Biofabrication – growing material using microorganisms – more precisely bacteria and yeast.
Who does exactly know what Biofabrication is? It´s originally a biomedical definition. However, now it is also used to describe processes where biological organisms are harnessed for the manufacture of material whose normal production harms nature.
At the DLDSummer conference 2015 in Munich three pioneers in the field of Biofabrication presented their innovative approaches to save animals and to protect nature.
Would you try a meat-free Hamburger consisting of muscle fibres? You should give it a try as it tastes neutral and is quite healthy in comparison to its meaty colleagues. The secret behind that meat-free Hamburger, which has been presented in 2013 the first time, is nothing more than a couple of stem cells derived from mammalian muscle tissue. These cells were triggered to proliferate into muscle tissue Peter Verstrate from Cultured Beef explains. The whole process takes about 3-4 weeks and is an innovative alternative to produce meat without having to kill animals.
A similar idea is persued by the company Modern Meadow which aims at developing cultured products of the highest quality, as Modern Meadow Creative Director Suzanne Lee points out. Modern Meadow is focused on exploring new ways to create sustainable animal materials like leather for example.
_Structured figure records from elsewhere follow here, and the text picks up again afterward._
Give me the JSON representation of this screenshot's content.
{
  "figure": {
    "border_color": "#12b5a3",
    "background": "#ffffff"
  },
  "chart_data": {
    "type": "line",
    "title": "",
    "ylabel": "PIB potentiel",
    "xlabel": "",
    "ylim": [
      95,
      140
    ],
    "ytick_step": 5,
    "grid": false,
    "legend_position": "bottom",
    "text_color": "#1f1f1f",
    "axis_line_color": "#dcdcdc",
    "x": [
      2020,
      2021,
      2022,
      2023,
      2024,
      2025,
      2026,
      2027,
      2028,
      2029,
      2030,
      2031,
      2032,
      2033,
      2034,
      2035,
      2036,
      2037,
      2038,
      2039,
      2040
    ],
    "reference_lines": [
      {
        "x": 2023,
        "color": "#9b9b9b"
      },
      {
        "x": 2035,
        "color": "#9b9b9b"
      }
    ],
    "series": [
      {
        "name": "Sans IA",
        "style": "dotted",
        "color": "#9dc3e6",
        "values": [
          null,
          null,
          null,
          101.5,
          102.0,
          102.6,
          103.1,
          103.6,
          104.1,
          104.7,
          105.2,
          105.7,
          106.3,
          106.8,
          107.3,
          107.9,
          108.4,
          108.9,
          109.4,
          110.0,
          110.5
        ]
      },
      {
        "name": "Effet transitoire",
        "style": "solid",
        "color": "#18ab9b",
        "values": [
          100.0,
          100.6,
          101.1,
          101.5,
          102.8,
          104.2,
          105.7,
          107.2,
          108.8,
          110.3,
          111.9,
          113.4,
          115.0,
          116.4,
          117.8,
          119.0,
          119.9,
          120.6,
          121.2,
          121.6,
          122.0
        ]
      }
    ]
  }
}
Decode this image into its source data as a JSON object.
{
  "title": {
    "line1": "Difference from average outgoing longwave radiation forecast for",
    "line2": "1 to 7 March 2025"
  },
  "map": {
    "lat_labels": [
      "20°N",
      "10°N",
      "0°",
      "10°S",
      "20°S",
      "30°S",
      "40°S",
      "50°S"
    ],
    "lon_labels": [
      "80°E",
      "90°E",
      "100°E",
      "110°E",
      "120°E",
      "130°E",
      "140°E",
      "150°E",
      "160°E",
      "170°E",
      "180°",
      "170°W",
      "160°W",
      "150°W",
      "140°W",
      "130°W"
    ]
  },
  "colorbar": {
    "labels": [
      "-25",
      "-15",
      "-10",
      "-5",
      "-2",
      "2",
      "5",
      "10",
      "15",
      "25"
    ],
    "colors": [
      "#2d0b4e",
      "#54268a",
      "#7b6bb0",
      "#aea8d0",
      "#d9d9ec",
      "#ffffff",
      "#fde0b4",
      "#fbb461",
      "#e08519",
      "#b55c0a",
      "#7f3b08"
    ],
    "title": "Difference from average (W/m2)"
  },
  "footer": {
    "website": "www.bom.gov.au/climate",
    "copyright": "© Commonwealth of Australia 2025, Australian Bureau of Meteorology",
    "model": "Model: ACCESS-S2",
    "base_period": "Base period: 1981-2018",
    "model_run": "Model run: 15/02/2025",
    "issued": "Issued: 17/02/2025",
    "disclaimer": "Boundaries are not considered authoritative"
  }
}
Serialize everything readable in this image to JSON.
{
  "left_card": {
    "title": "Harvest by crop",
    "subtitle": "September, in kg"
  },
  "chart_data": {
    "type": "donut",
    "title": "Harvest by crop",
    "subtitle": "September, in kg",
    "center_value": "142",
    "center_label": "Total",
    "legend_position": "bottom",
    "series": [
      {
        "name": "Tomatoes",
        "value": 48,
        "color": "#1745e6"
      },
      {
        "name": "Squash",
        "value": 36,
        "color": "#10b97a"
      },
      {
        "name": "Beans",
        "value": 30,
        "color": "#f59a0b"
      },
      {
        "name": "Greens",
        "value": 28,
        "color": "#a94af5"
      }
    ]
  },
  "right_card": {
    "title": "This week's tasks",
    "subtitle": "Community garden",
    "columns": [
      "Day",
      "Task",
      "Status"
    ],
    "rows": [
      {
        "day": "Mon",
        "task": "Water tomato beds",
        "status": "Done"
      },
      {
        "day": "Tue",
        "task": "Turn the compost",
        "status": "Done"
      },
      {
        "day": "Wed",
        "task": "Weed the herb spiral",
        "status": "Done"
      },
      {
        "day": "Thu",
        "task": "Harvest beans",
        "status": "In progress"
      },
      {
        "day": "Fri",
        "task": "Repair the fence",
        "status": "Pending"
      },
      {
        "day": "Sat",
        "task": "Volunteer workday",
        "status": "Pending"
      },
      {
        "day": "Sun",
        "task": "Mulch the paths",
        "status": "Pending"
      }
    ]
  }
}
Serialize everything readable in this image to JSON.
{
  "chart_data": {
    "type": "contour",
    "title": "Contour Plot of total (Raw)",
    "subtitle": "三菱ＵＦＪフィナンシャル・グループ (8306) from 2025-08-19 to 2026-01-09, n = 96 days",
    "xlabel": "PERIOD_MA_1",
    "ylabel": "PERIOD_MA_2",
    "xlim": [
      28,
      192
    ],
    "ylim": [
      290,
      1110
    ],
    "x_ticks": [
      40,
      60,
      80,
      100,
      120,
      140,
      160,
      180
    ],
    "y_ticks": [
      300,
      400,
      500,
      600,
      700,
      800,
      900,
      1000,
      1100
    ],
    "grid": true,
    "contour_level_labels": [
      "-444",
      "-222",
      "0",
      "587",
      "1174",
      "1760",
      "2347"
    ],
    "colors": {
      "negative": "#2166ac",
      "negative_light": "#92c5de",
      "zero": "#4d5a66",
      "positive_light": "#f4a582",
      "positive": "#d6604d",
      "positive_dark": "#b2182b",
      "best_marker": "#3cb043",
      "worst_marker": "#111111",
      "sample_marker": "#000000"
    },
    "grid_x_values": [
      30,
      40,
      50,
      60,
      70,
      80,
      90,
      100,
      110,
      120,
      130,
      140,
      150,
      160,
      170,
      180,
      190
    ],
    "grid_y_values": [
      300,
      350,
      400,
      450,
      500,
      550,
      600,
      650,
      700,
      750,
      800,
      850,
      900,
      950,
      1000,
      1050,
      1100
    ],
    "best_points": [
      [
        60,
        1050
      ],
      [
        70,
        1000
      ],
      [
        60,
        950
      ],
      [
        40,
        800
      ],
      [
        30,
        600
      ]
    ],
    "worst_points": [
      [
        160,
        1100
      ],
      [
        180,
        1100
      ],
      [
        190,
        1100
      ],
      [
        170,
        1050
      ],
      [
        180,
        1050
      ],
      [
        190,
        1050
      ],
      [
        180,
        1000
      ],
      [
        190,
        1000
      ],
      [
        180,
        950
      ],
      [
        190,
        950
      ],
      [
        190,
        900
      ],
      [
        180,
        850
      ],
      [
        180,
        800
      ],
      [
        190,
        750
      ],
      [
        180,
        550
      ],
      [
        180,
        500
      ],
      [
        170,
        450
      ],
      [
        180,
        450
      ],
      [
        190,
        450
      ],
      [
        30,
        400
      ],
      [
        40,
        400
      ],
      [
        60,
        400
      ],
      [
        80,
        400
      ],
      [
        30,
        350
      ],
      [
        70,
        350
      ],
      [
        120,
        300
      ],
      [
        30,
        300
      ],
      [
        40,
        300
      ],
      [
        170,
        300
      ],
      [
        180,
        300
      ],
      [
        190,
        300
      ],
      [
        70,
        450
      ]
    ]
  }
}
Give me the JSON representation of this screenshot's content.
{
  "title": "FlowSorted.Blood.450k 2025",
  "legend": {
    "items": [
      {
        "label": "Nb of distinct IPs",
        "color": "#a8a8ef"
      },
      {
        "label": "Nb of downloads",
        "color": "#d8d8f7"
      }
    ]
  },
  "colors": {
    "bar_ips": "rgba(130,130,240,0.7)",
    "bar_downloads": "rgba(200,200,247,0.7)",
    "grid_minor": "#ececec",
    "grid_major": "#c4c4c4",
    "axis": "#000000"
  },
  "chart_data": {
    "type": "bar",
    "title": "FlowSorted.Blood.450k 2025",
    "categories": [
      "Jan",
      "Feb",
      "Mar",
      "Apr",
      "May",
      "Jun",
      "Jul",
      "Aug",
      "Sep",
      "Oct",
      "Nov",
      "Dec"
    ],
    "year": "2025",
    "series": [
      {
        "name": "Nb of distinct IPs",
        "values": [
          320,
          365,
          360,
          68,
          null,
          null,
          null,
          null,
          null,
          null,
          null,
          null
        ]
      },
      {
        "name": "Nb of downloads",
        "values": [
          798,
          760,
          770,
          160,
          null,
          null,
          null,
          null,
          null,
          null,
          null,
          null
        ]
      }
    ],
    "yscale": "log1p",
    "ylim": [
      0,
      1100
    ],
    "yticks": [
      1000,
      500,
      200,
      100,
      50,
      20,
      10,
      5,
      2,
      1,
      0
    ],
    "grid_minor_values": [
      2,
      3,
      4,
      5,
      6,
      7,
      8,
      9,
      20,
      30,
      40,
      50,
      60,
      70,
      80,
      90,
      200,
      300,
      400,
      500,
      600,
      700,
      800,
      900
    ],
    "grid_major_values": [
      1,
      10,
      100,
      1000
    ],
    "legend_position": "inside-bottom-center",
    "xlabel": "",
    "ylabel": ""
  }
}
The process of creating leather by making use of bacteria is similar to the creation of meat. Here also stems cells play the key role with the only difference that they are derived from skin tissue instead of muscle tissue. So, perhaps in the future one could wear leather bags or shoes without having a bad conscience about the animal’s fate. Sounds great, right?
Growing meat and leather sounds reasonable to some extent, but growing bricks? This is possible, too!
The company bioMASON has developed a technology using microorganisms to grow „biocement“ based construction materials. The biocement can be used as a green alternative, as the fuels used for the conventional brick production are a major cause for environmental pollution. Therefore, bioMASON enables enormous savings in energy costs and a reduction of carbon emissions. But how does this technology work? Ginger Krieg Dosier – CEO of bioMASON – explains that the main ingredients are only the following: bacteria + sand + aqueous solution. To sum it up: It is an ingenious fermentation process!